Elle répond à un besoin de main-d’œuvre et à la nécessité de transmettre les savoir-faire. Cette dernière assure la pérennité de Benaiteau et cela ne se fait pas du jour au lendemain. Avoir un diplôme ne suffit pas. Il faut cinq à six ans minimum pour être un maçon du patrimoine accompli. Nous formons déjà sept apprentis. Mais avec la Benaiteau académie, inaugurée ce mois de juin 2022, nous nous adressons à une cible plus âgée, sans diplôme ou en reconversion professionnelle, ainsi qu’à des maçons qui souhaitent acquérir une compétence patrimoine. C’est assez large, il n’y a pas de profil particulier, juste quelques prérequis : être motivé et avoir envie de s’engager durablement, ne pas avoir le vertige, être habile de ses mains et aimer le travail en extérieur. Nous avons volontairement limité l’effectif à six/huit personnes afin de proposer un plan de formation de six mois, adapté à chacun, en fonction des compétences acquises et à acquérir. La formation se fera sur un chantier école. Il n’y a pas de notion de productivité. C’est très important pour réussir à bien faire les choses. Les élèves de la Benaiteau académie seront embauchés en CDI dès le départ, avec six mois de contrat de professionnalisation.

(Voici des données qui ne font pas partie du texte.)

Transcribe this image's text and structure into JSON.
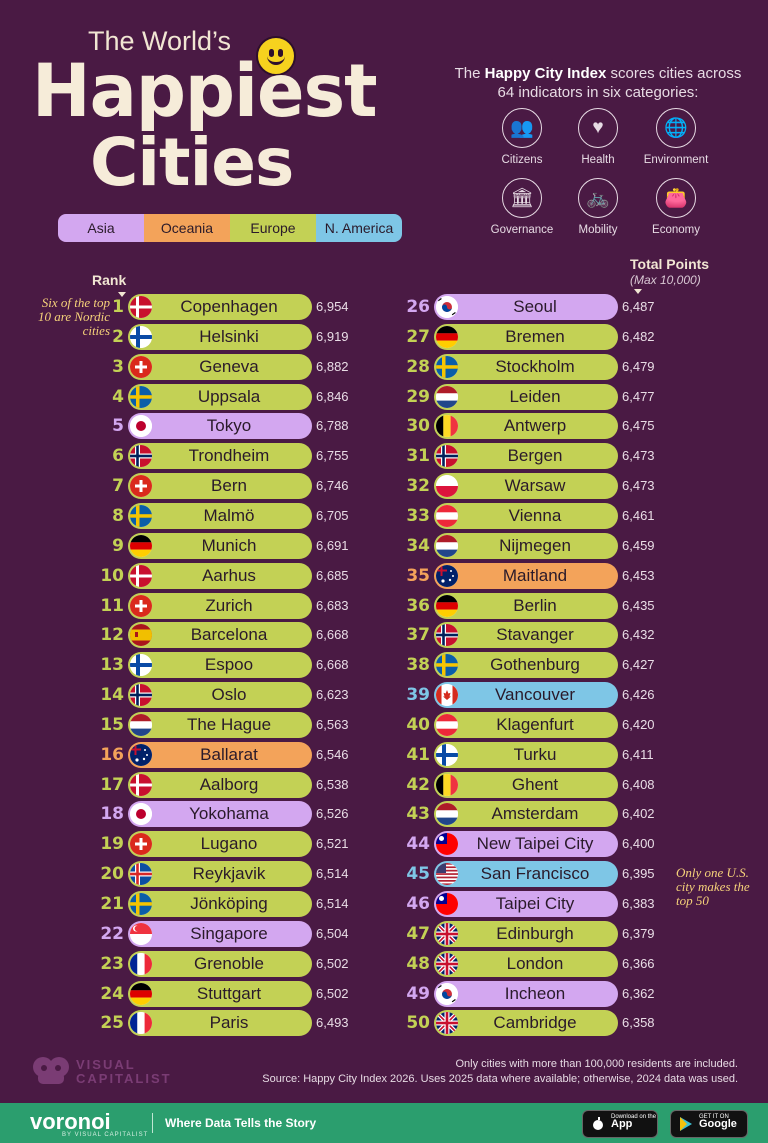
{
  "title": {
    "line1": "The World’s",
    "line2": "Happiest",
    "line3": "Cities"
  },
  "legend": [
    {
      "name": "Asia",
      "color": "#d3a7f0"
    },
    {
      "name": "Oceania",
      "color": "#f3a35a"
    },
    {
      "name": "Europe",
      "color": "#c3d155"
    },
    {
      "name": "N. America",
      "color": "#7ec6e6"
    }
  ],
  "intro": {
    "before": "The ",
    "bold": "Happy City Index",
    "after": " scores cities across 64 indicators in six categories:"
  },
  "categories": [
    {
      "label": "Citizens",
      "icon": "people-icon",
      "glyph": "👥"
    },
    {
      "label": "Health",
      "icon": "heart-plus-icon",
      "glyph": "♥"
    },
    {
      "label": "Environment",
      "icon": "globe-icon",
      "glyph": "🌐"
    },
    {
      "label": "Governance",
      "icon": "government-building-icon",
      "glyph": "🏛"
    },
    {
      "label": "Mobility",
      "icon": "bicycle-icon",
      "glyph": "🚲"
    },
    {
      "label": "Economy",
      "icon": "wallet-icon",
      "glyph": "👛"
    }
  ],
  "headers": {
    "rank": "Rank",
    "total": "Total Points",
    "max": "(Max 10,000)"
  },
  "notes": {
    "left": "Six of the top 10 are Nordic cities",
    "right": "Only one U.S. city makes the top 50"
  },
  "chart_data": {
    "type": "bar",
    "title": "The World’s Happiest Cities",
    "ylabel": "Total Points",
    "ylim": [
      0,
      10000
    ],
    "series_colors": {
      "Asia": "#d3a7f0",
      "Oceania": "#f3a35a",
      "Europe": "#c3d155",
      "N. America": "#7ec6e6"
    },
    "rows": [
      {
        "rank": "1",
        "city": "Copenhagen",
        "points": "6,954",
        "region": "Europe",
        "flag": "dk"
      },
      {
        "rank": "2",
        "city": "Helsinki",
        "points": "6,919",
        "region": "Europe",
        "flag": "fi"
      },
      {
        "rank": "3",
        "city": "Geneva",
        "points": "6,882",
        "region": "Europe",
        "flag": "ch"
      },
      {
        "rank": "4",
        "city": "Uppsala",
        "points": "6,846",
        "region": "Europe",
        "flag": "se"
      },
      {
        "rank": "5",
        "city": "Tokyo",
        "points": "6,788",
        "region": "Asia",
        "flag": "jp"
      },
      {
        "rank": "6",
        "city": "Trondheim",
        "points": "6,755",
        "region": "Europe",
        "flag": "no"
      },
      {
        "rank": "7",
        "city": "Bern",
        "points": "6,746",
        "region": "Europe",
        "flag": "ch"
      },
      {
        "rank": "8",
        "city": "Malmö",
        "points": "6,705",
        "region": "Europe",
        "flag": "se"
      },
      {
        "rank": "9",
        "city": "Munich",
        "points": "6,691",
        "region": "Europe",
        "flag": "de"
      },
      {
        "rank": "10",
        "city": "Aarhus",
        "points": "6,685",
        "region": "Europe",
        "flag": "dk"
      },
      {
        "rank": "11",
        "city": "Zurich",
        "points": "6,683",
        "region": "Europe",
        "flag": "ch"
      },
      {
        "rank": "12",
        "city": "Barcelona",
        "points": "6,668",
        "region": "Europe",
        "flag": "es"
      },
      {
        "rank": "13",
        "city": "Espoo",
        "points": "6,668",
        "region": "Europe",
        "flag": "fi"
      },
      {
        "rank": "14",
        "city": "Oslo",
        "points": "6,623",
        "region": "Europe",
        "flag": "no"
      },
      {
        "rank": "15",
        "city": "The Hague",
        "points": "6,563",
        "region": "Europe",
        "flag": "nl"
      },
      {
        "rank": "16",
        "city": "Ballarat",
        "points": "6,546",
        "region": "Oceania",
        "flag": "au"
      },
      {
        "rank": "17",
        "city": "Aalborg",
        "points": "6,538",
        "region": "Europe",
        "flag": "dk"
      },
      {
        "rank": "18",
        "city": "Yokohama",
        "points": "6,526",
        "region": "Asia",
        "flag": "jp"
      },
      {
        "rank": "19",
        "city": "Lugano",
        "points": "6,521",
        "region": "Europe",
        "flag": "ch"
      },
      {
        "rank": "20",
        "city": "Reykjavik",
        "points": "6,514",
        "region": "Europe",
        "flag": "is"
      },
      {
        "rank": "21",
        "city": "Jönköping",
        "points": "6,514",
        "region": "Europe",
        "flag": "se"
      },
      {
        "rank": "22",
        "city": "Singapore",
        "points": "6,504",
        "region": "Asia",
        "flag": "sg"
      },
      {
        "rank": "23",
        "city": "Grenoble",
        "points": "6,502",
        "region": "Europe",
        "flag": "fr"
      },
      {
        "rank": "24",
        "city": "Stuttgart",
        "points": "6,502",
        "region": "Europe",
        "flag": "de"
      },
      {
        "rank": "25",
        "city": "Paris",
        "points": "6,493",
        "region": "Europe",
        "flag": "fr"
      },
      {
        "rank": "26",
        "city": "Seoul",
        "points": "6,487",
        "region": "Asia",
        "flag": "kr"
      },
      {
        "rank": "27",
        "city": "Bremen",
        "points": "6,482",
        "region": "Europe",
        "flag": "de"
      },
      {
        "rank": "28",
        "city": "Stockholm",
        "points": "6,479",
        "region": "Europe",
        "flag": "se"
      },
      {
        "rank": "29",
        "city": "Leiden",
        "points": "6,477",
        "region": "Europe",
        "flag": "nl"
      },
      {
        "rank": "30",
        "city": "Antwerp",
        "points": "6,475",
        "region": "Europe",
        "flag": "be"
      },
      {
        "rank": "31",
        "city": "Bergen",
        "points": "6,473",
        "region": "Europe",
        "flag": "no"
      },
      {
        "rank": "32",
        "city": "Warsaw",
        "points": "6,473",
        "region": "Europe",
        "flag": "pl"
      },
      {
        "rank": "33",
        "city": "Vienna",
        "points": "6,461",
        "region": "Europe",
        "flag": "at"
      },
      {
        "rank": "34",
        "city": "Nijmegen",
        "points": "6,459",
        "region": "Europe",
        "flag": "nl"
      },
      {
        "rank": "35",
        "city": "Maitland",
        "points": "6,453",
        "region": "Oceania",
        "flag": "au"
      },
      {
        "rank": "36",
        "city": "Berlin",
        "points": "6,435",
        "region": "Europe",
        "flag": "de"
      },
      {
        "rank": "37",
        "city": "Stavanger",
        "points": "6,432",
        "region": "Europe",
        "flag": "no"
      },
      {
        "rank": "38",
        "city": "Gothenburg",
        "points": "6,427",
        "region": "Europe",
        "flag": "se"
      },
      {
        "rank": "39",
        "city": "Vancouver",
        "points": "6,426",
        "region": "N. America",
        "flag": "ca"
      },
      {
        "rank": "40",
        "city": "Klagenfurt",
        "points": "6,420",
        "region": "Europe",
        "flag": "at"
      },
      {
        "rank": "41",
        "city": "Turku",
        "points": "6,411",
        "region": "Europe",
        "flag": "fi"
      },
      {
        "rank": "42",
        "city": "Ghent",
        "points": "6,408",
        "region": "Europe",
        "flag": "be"
      },
      {
        "rank": "43",
        "city": "Amsterdam",
        "points": "6,402",
        "region": "Europe",
        "flag": "nl"
      },
      {
        "rank": "44",
        "city": "New Taipei City",
        "points": "6,400",
        "region": "Asia",
        "flag": "tw"
      },
      {
        "rank": "45",
        "city": "San Francisco",
        "points": "6,395",
        "region": "N. America",
        "flag": "us"
      },
      {
        "rank": "46",
        "city": "Taipei City",
        "points": "6,383",
        "region": "Asia",
        "flag": "tw"
      },
      {
        "rank": "47",
        "city": "Edinburgh",
        "points": "6,379",
        "region": "Europe",
        "flag": "gb"
      },
      {
        "rank": "48",
        "city": "London",
        "points": "6,366",
        "region": "Europe",
        "flag": "gb"
      },
      {
        "rank": "49",
        "city": "Incheon",
        "points": "6,362",
        "region": "Asia",
        "flag": "kr"
      },
      {
        "rank": "50",
        "city": "Cambridge",
        "points": "6,358",
        "region": "Europe",
        "flag": "gb"
      }
    ]
  },
  "footer": {
    "brand": "VISUAL CAPITALIST",
    "note1": "Only cities with more than 100,000 residents are included.",
    "note2": "Source: Happy City Index 2026. Uses 2025 data where available; otherwise, 2024 data was used.",
    "voronoi": "voronoi",
    "voronoi_sub": "BY VISUAL CAPITALIST",
    "tagline": "Where Data Tells the Story",
    "appstore_small": "Download on the",
    "appstore": "App Store",
    "googleplay_small": "GET IT ON",
    "googleplay": "Google Play"
  }
}
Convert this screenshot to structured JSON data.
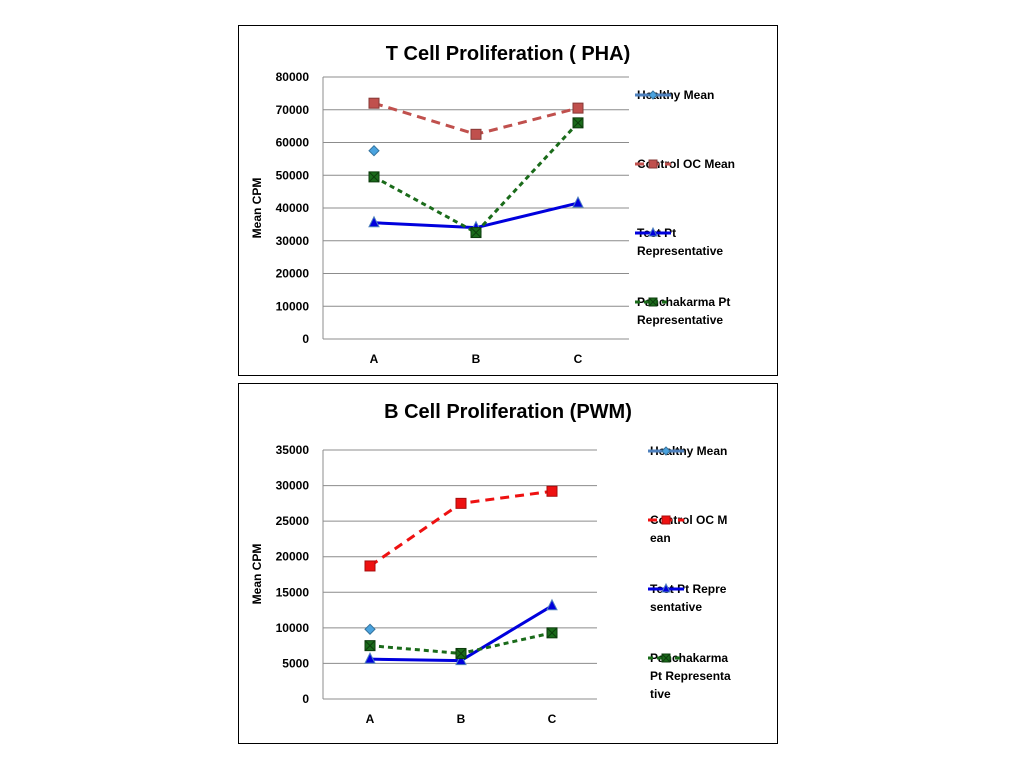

CHANTIER BENAITEAU Abbaye de Trizay _BOURNEZEAU

© Benaiteau

L’entreprise fête ses 100 ans. C’est une fierté de contribuer à cette success story vendéenne ?

Benaiteau fête en réalité ses 102 ans. L’anniversaire a été reporté de deux ans pour cause de crise sanitaire. J’étais ravie de pouvoir enfin le célébrer avec les équipes ce week-end des 10 et 11 juin. Ce fut l’occasion de mettre en avant leurs savoir-faire et de faire visiter nos chantiers. La seconde journée des festivités s’est adressée au grand public avec pour objectif premier de les informer sur les métiers du patrimoine et leurs technicités, et qui sait, de susciter des vocations. C’est une vraie fierté d’être là, de poursuivre ce que la famille Benaiteau nous a légué. Dirigeants comme salariés, nous sommes les héritiers ce cette histoire, les ambassadeurs de l’entreprise. C’est une responsabilité. D’où l’idée de ne pas être seule pour le vivre plus sereinement.

QUAND L’UN DE NOUS EST EN DIFFICULTÉ, ON L’ÉPAULE, ON LE CONSEILLE, MÊME SI CE N’EST PAS NOTRE DOMAINE DE PRÉDILECTION.

Benaiteau a-t-elle vocation à toujours appartenir à ses salariés ? Avez-vous la volonté de préserver l’indépendance de l’entreprise ?

Benaiteau existe grâce à ses salariés et à leurs compétences. Si l’on peut un jour leur transmettre ce beau cadeau qu’est l’entreprise, ce serait un bel aboutissement. Mais il est encore un peu tôt pour se projeter.

BENAITEAU UNE ENTREPRISE, DEUX ACTIVITÉS

Une activité historique : la restauration du patrimoine ancien (corps de ferme, maison de centre-ville historique, moulin, château, manoir).

BRS-Technologie : depuis 2009, marque dédiée à la consolidation du bâti (renforcer les fondations ou la structure de bâtiment moderne/récent et ancien).

Effectifs : 48 salariés dont 7 apprentis

Chiffre d’affaires : 5,7 M€ en 2021. L’activité « rénovation du patrimoine ancien» représente 80 % du CA.